Теперь перейдем к королеве.
Она умилительна.
Не знаю даже, когда и в какой день все это происходило, а вообще, есть уже, может, и такие, которые думают, что не происходило совсем, но это же неправда. Потому что все, что есть, когда-то происходило. И наоборот, все, что происходило, есть – или было, что, конечно, одно и то же. А откуда же ему тогда взяться, если его не было, глупость какая. Так вот, давайте о том, что было.
Это я так все, к слову; мне, честно сказать, трудно, потому что речь-то, конечно, будет идти и обо мне тоже, но хорошо, когда только о тебе, а то очень, конечно, не по себе, когда затронуты сферы, преисполненные высшего смысла. Сферы вздымаются и затуманиваются, а город – как город и видеть их и не видеть его может только подлинно, истинно и навсегда соприкоснувшийся с миром двора и королевы. Это не такой двор, который, пересекая, попадаешь на улицу или куда-нибудь еще. Этот не пересекаешь, а постоянно вдоль, и все время, наоборот, думаешь, как бы больше никогда ни во что другое не попасть. Потому что тебя уже тогда два – а как бы не больше – это очень неуютно, и один мельче другого.
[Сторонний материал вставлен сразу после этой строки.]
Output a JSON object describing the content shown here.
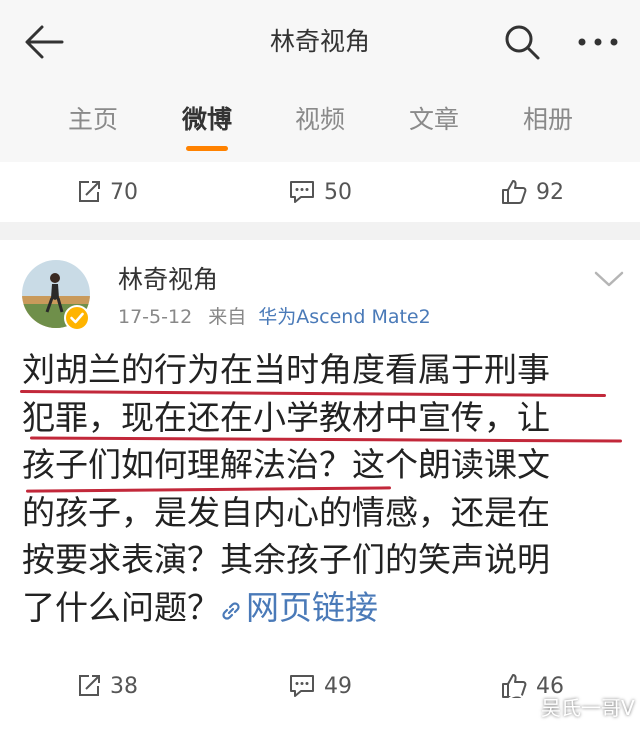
{
  "header": {
    "title": "林奇视角",
    "icons": [
      "back-arrow-icon",
      "search-icon",
      "more-icon"
    ]
  },
  "tabs": [
    {
      "label": "主页",
      "active": false
    },
    {
      "label": "微博",
      "active": true
    },
    {
      "label": "视频",
      "active": false
    },
    {
      "label": "文章",
      "active": false
    },
    {
      "label": "相册",
      "active": false
    }
  ],
  "accent_color": "#ff8200",
  "link_color": "#4a7ab8",
  "underline_color": "#c2283a",
  "prev_post_actions": {
    "reposts": "70",
    "comments": "50",
    "likes": "92"
  },
  "post": {
    "author": "林奇视角",
    "date": "17-5-12",
    "from_label": "来自",
    "source": "华为Ascend Mate2",
    "lines": [
      "刘胡兰的行为在当时角度看属于刑事",
      "犯罪，现在还在小学教材中宣传，让",
      "孩子们如何理解法治？这个朗读课文",
      "的孩子，是发自内心的情感，还是在",
      "按要求表演？其余孩子们的笑声说明",
      "了什么问题？"
    ],
    "link_text": "网页链接",
    "actions": {
      "reposts": "38",
      "comments": "49",
      "likes": "46"
    }
  },
  "watermark": "吴氏一哥V"
}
Да, почему я так свободно об этом говорю – я же там служил. Было очень историческое время, потому что тогда в результате очень многих и титанических усилий и кропотливой работы королевой было постановлено, что необходимо решить многие и многие проблемы, для чего их решать с помощью, к которой прибегая, четности и нечетности, потому что весь мир так. Я, признаться, по сей день испытываю законную гордость, потому что не понимаю, как это можно незаконно испытывать. Я был чуть ли не основным сотрудником, отвечавшим за обеспечение и надлежащий порядок. Это очень ответственные и сложные материи, а ведь как просто мы здесь об этом с вами говорим!.. И это не стыдно совсем.